Planting that holds the garden in place
Leibomen and evergreen hedges draw a repeated vertical rhythm through the project. Their clipped forms stand against the horizontal paving and the long pool edges, which makes the garden feel ordered without becoming rigid. In the source text they are specifically noted for staying green in winter, and that permanence matters in a garden built on stone and water. The planting carries colour across the seasons while the built surfaces stay intentionally restrained.
The borders are filled with carefully selected planting that stays low enough to preserve views across the site. In the images, grasses and layered beds sit beside the terrace and around the darker walls, easing the shift between built and planted zones. A garden of this scale needs those pauses. Without them, the paving would stretch too far; with them, the eye moves from stone to leaf to water in a steady sequence.
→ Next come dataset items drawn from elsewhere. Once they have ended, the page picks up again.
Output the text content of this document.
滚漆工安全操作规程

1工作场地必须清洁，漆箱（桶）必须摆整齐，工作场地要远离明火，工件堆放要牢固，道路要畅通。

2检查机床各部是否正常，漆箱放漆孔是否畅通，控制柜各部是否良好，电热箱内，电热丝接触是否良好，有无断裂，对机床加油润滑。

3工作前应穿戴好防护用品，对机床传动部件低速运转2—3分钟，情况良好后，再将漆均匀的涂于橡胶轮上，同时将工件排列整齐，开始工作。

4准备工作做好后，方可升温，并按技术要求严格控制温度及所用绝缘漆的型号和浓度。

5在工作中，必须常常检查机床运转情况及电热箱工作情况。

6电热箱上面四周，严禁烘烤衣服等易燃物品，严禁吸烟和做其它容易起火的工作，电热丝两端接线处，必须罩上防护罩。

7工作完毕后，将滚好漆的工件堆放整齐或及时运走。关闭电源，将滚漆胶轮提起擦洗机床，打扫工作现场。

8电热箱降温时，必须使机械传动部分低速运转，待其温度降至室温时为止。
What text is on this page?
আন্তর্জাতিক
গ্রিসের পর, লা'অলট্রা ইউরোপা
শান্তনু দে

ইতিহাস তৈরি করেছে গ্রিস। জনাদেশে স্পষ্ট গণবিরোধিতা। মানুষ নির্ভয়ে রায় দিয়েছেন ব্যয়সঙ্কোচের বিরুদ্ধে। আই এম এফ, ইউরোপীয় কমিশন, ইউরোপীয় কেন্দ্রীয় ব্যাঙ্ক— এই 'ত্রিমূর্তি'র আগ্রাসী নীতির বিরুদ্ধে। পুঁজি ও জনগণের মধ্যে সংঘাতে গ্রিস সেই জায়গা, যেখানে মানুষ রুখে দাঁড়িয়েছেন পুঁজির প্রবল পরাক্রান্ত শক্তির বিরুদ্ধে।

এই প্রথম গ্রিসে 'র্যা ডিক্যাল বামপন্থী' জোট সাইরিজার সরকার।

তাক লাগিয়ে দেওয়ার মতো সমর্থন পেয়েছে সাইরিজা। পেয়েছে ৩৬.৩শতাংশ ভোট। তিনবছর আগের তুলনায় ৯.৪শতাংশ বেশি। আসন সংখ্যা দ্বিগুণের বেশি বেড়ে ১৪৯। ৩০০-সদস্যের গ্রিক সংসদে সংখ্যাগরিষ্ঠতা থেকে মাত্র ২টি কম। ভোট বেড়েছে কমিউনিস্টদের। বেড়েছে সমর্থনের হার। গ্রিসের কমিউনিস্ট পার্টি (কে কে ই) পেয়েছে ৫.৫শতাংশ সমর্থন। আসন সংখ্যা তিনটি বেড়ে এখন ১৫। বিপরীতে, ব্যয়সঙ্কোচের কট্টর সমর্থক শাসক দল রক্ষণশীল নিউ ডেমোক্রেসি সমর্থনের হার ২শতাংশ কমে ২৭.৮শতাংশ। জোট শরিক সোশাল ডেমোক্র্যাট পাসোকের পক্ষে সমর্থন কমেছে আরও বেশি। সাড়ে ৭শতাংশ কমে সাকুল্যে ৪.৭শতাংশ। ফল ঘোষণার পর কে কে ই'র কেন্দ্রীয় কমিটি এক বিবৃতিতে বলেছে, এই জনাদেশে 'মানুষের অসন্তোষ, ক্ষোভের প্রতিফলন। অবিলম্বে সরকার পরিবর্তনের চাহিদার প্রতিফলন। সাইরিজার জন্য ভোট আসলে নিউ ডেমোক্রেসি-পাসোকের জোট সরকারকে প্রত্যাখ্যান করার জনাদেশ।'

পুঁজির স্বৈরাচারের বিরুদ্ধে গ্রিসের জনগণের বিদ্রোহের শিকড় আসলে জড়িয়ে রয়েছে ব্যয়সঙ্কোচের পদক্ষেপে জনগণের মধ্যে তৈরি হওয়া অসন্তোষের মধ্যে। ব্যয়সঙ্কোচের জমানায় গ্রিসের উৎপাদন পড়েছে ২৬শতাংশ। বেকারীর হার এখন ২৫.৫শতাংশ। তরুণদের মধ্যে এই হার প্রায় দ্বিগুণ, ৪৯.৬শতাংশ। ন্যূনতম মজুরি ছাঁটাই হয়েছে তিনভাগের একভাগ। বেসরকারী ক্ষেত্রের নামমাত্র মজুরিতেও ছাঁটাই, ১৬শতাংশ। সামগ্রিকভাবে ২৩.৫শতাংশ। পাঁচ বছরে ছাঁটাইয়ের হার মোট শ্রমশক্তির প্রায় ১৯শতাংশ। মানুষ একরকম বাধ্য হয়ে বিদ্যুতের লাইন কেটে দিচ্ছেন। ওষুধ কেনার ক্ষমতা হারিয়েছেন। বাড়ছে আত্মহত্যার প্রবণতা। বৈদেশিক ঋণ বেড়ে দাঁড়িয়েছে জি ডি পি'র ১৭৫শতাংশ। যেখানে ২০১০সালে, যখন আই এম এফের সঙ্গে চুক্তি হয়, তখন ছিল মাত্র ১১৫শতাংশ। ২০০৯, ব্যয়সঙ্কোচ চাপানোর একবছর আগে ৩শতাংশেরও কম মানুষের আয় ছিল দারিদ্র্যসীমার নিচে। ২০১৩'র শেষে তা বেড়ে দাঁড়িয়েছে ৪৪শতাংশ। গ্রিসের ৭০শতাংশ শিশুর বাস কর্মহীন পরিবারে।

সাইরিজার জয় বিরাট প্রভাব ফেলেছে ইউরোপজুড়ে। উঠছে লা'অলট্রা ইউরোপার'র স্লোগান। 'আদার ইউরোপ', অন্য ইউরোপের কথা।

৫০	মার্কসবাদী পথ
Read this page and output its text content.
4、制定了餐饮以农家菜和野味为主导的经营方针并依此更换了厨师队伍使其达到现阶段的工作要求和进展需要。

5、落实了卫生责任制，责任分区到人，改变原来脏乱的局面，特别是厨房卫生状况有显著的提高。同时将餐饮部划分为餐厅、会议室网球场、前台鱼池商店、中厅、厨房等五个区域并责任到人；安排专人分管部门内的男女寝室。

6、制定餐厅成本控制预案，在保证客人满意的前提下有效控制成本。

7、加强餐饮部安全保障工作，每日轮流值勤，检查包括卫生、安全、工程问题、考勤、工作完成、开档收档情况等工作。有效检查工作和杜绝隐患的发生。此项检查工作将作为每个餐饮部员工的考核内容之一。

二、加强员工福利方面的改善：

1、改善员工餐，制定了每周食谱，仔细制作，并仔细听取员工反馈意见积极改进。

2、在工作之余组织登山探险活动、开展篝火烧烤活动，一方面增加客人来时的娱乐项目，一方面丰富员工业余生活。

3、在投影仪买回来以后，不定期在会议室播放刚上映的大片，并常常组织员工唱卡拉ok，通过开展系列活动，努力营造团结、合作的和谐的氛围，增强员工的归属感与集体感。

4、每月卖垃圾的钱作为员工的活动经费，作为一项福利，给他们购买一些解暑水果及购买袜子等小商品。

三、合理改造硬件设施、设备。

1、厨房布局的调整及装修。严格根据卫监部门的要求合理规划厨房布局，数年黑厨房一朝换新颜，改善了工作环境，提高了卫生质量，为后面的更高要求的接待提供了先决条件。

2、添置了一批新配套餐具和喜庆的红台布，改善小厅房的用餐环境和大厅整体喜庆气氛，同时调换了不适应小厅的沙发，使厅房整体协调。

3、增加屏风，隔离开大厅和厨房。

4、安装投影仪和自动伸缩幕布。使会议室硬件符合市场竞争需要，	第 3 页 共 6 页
Dark masonry as a quiet frame
Several images show dark brick and masonry elements that act as a frame for the garden rooms. One wall includes a niche for an outdoor fire feature, while another runs beside a terrace and pool edge, tightening the composition. These darker surfaces absorb light and make the pale paving and turquoise water stand out without shouting for attention. They also give the outdoor zones a clear back plane, which helps the seating areas read as places rather than leftovers.
That same framing quality appears in the transitions between the different terrace levels. Steps, short retaining edges and the line of the walls create a series of pauses across the site. You move, stop, turn, and see the pool again from a new angle. The layout is large, but it avoids feeling open-ended because each material change tells you where one outdoor zone ends and the next begins.
A garden designed to be used, not just viewed
The broad terrace gives room for dining and sitting, while the water edge brings the garden back to the swimming pool at the centre. In the images there are several zones at work: a paved sitting area, a darker enclosed corner, and a separate water-side setting with a wooden deck above the surface. That variety matters in a garden of this size. It allows the plan to move between quiet use, circulation and longer pauses beside the water.
Nothing here depends on ornament. The surfaces are what you remember first: natural stone paving, clean paved terrace lines, the dark masonry, the reflective pool and the green edge of the planting. Even the wooden deck by the water belongs to that same language of measured materials. Together they give this modern pool garden a clear structure, with the rectangular swimming pool and its movable floor anchoring the whole composition.
What remains strongest is the way the garden ties those parts together. Stone meets water without a decorative break. Evergreen planting keeps its place beside the paving. Broad steps and defined edges make the route through the garden easy to follow. It is a large outdoor setting, but the details keep it readable, from the first slab of stone to the final line of trees at the boundary.